In the quietness of the forest, Naruto laughed.
This was either a dream — or he had died after all.
How magnificent the afterlife could be.
He laughed out loud, simply because he hadn’t laughed in so long.
He screamed, yelled, made as much noise as he could — and he could hear birds scatter in response.
He braced himself for the consequences — for zetsu to descend upon him — but nothing happened.
He stretched out his chakra, letting it flow around him, sensing the trees and weeds and ants on the ground.
Unused to so much life and energy, he could feel even what was too small for his eyes to see.
And still — nothing happened.
“Where the fuck am I?”
No answer came.
No snide remark from the fox within him.
That was when he noticed the emptiness.
Kurama wasn’t there.
He could still feel his chakra — but it felt different. Tightly interwoven with his own, no longer a separate entity.
He had always thought, stupidly enough, that Kurama would be with him in the afterlife.
Naruto had never been truly alone. Kurama had always been there — if not a voice, at least a presence.
Looking down at his abdomen, he saw the seal still adorning his skin — but the presence once surrounding it was gone.

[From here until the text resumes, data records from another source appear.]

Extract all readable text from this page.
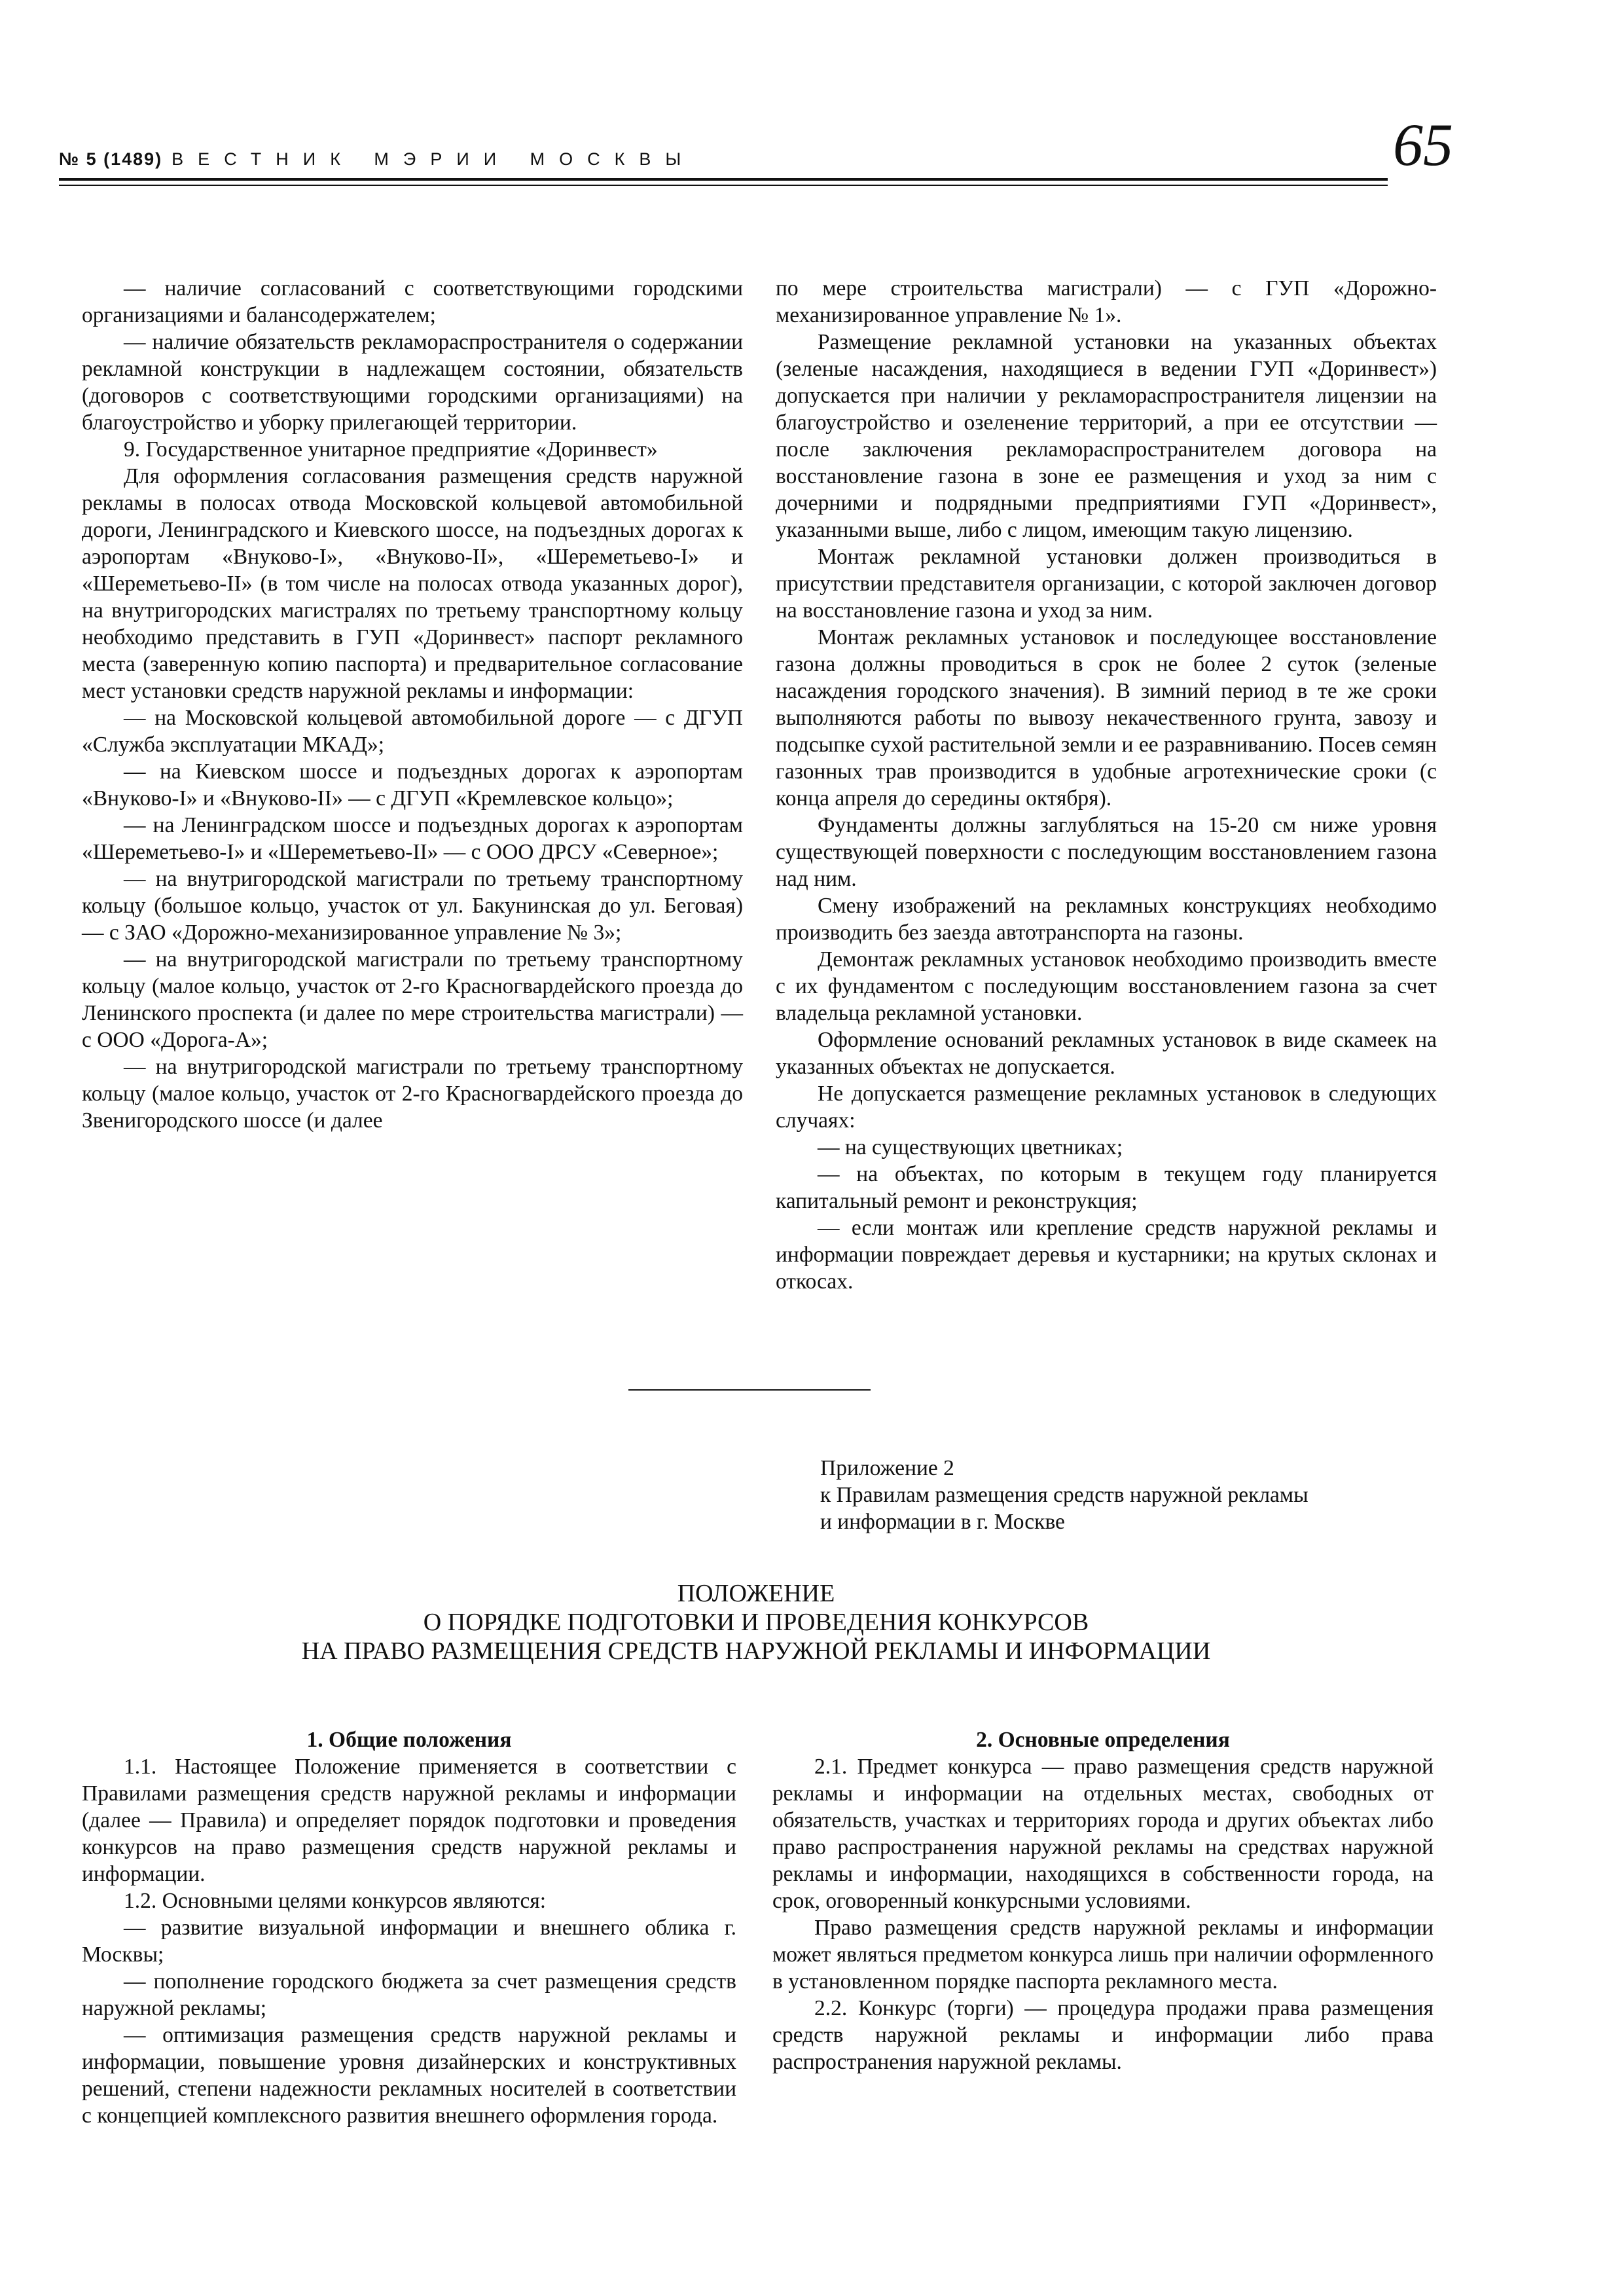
№ 5 (1489) ВЕСТНИК МЭРИИ МОСКВЫ	65

— наличие согласований с соответствующими городскими организациями и балансодержателем;

— наличие обязательств рекламораспространителя о содержании рекламной конструкции в надлежащем состоянии, обязательств (договоров с соответствующими городскими организациями) на благоустройство и уборку прилегающей территории.

9. Государственное унитарное предприятие «Доринвест»

Для оформления согласования размещения средств наружной рекламы в полосах отвода Московской кольцевой автомобильной дороги, Ленинградского и Киевского шоссе, на подъездных дорогах к аэропортам «Внуково-I», «Внуково-II», «Шереметьево-I» и «Шереметьево-II» (в том числе на полосах отвода указанных дорог), на внутригородских магистралях по третьему транспортному кольцу необходимо представить в ГУП «Доринвест» паспорт рекламного места (заверенную копию паспорта) и предварительное согласование мест установки средств наружной рекламы и информации:

— на Московской кольцевой автомобильной дороге — с ДГУП «Служба эксплуатации МКАД»;

— на Киевском шоссе и подъездных дорогах к аэропортам «Внуково-I» и «Внуково-II» — с ДГУП «Кремлевское кольцо»;

— на Ленинградском шоссе и подъездных дорогах к аэропортам «Шереметьево-I» и «Шереметьево-II» — с ООО ДРСУ «Северное»;

— на внутригородской магистрали по третьему транспортному кольцу (большое кольцо, участок от ул. Бакунинская до ул. Беговая) — с ЗАО «Дорожно-механизированное управление № 3»;

— на внутригородской магистрали по третьему транспортному кольцу (малое кольцо, участок от 2-го Красногвардейского проезда до Ленинского проспекта (и далее по мере строительства магистрали) — с ООО «Дорога-А»;

— на внутригородской магистрали по третьему транспортному кольцу (малое кольцо, участок от 2-го Красногвардейского проезда до Звенигородского шоссе (и далее

по мере строительства магистрали) — с ГУП «Дорожно-механизированное управление № 1».

Размещение рекламной установки на указанных объектах (зеленые насаждения, находящиеся в ведении ГУП «Доринвест») допускается при наличии у рекламораспространителя лицензии на благоустройство и озеленение территорий, а при ее отсутствии — после заключения рекламораспространителем договора на восстановление газона в зоне ее размещения и уход за ним с дочерними и подрядными предприятиями ГУП «Доринвест», указанными выше, либо с лицом, имеющим такую лицензию.

Монтаж рекламной установки должен производиться в присутствии представителя организации, с которой заключен договор на восстановление газона и уход за ним.

Монтаж рекламных установок и последующее восстановление газона должны проводиться в срок не более 2 суток (зеленые насаждения городского значения). В зимний период в те же сроки выполняются работы по вывозу некачественного грунта, завозу и подсыпке сухой растительной земли и ее разравниванию. Посев семян газонных трав производится в удобные агротехнические сроки (с конца апреля до середины октября).

Фундаменты должны заглубляться на 15-20 см ниже уровня существующей поверхности с последующим восстановлением газона над ним.

Смену изображений на рекламных конструкциях необходимо производить без заезда автотранспорта на газоны.

Демонтаж рекламных установок необходимо производить вместе с их фундаментом с последующим восстановлением газона за счет владельца рекламной установки.

Оформление оснований рекламных установок в виде скамеек на указанных объектах не допускается.

Не допускается размещение рекламных установок в следующих случаях:

— на существующих цветниках;

— на объектах, по которым в текущем году планируется капитальный ремонт и реконструкция;

— если монтаж или крепление средств наружной рекламы и информации повреждает деревья и кустарники; на крутых склонах и откосах.

Приложение 2
к Правилам размещения средств наружной рекламы
и информации в г. Москве
ПОЛОЖЕНИЕ
О ПОРЯДКЕ ПОДГОТОВКИ И ПРОВЕДЕНИЯ КОНКУРСОВ
НА ПРАВО РАЗМЕЩЕНИЯ СРЕДСТВ НАРУЖНОЙ РЕКЛАМЫ И ИНФОРМАЦИИ

1. Общие положения

1.1. Настоящее Положение применяется в соответствии с Правилами размещения средств наружной рекламы и информации (далее — Правила) и определяет порядок подготовки и проведения конкурсов на право размещения средств наружной рекламы и информации.

1.2. Основными целями конкурсов являются:

— развитие визуальной информации и внешнего облика г. Москвы;

— пополнение городского бюджета за счет размещения средств наружной рекламы;

— оптимизация размещения средств наружной рекламы и информации, повышение уровня дизайнерских и конструктивных решений, степени надежности рекламных носителей в соответствии с концепцией комплексного развития внешнего оформления города.

2. Основные определения

2.1. Предмет конкурса — право размещения средств наружной рекламы и информации на отдельных местах, свободных от обязательств, участках и территориях города и других объектах либо право распространения наружной рекламы на средствах наружной рекламы и информации, находящихся в собственности города, на срок, оговоренный конкурсными условиями.

Право размещения средств наружной рекламы и информации может являться предметом конкурса лишь при наличии оформленного в установленном порядке паспорта рекламного места.

2.2. Конкурс (торги) — процедура продажи права размещения средств наружной рекламы и информации либо права распространения наружной рекламы.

His hair fell into his face, long and heavy, cascading down until it brushed his pectorals.
Obstructing his view.
Naruto hesitated, touching the hair that could not possibly be his.
He cut it regularly. Long hair was impractical — hard to wash, hard to maintain.
And it was red.
Locating the nearest puddle — a puddle, there was water here — he looked into his reflection.
Long red hair framing a familiar but slightly sharper face. Purple eyes with slit pupils.
Why would he look like this?
Was this not the afterlife after all?
Stretching his chakra further, he examined his surroundings.
The forest seemed endless — and so full of life.
He stretched further.
Then he felt something that could not be real.
A city.
An enormous city full of rushing people — with a few strong chakra signatures among them.
Familiar chakra signatures.
He knew these presences. He knew these streets.
Konoha.
His beloved home. Konoha — it stood.
It stood.
Naruto rushed to the city wall, careful not to draw attention.
It was habit — to move silently, to hide his chakra.
When he reached the wall, climbed atop it, and saw the stone faces — he understood.
“What did you do, Kurama?”
Kakashi’s head was missing.
Tsunade’s too.
In fact — Minato’s face looked too new.
But that was impossible. Tsunade had told him countless times, in her drunken stupor, how reluctant Minato had been to have his face carved.
Kushina had only convinced him a week before Naruto’s birth. A week before their deaths.
In a panic, Naruto turned — and ran.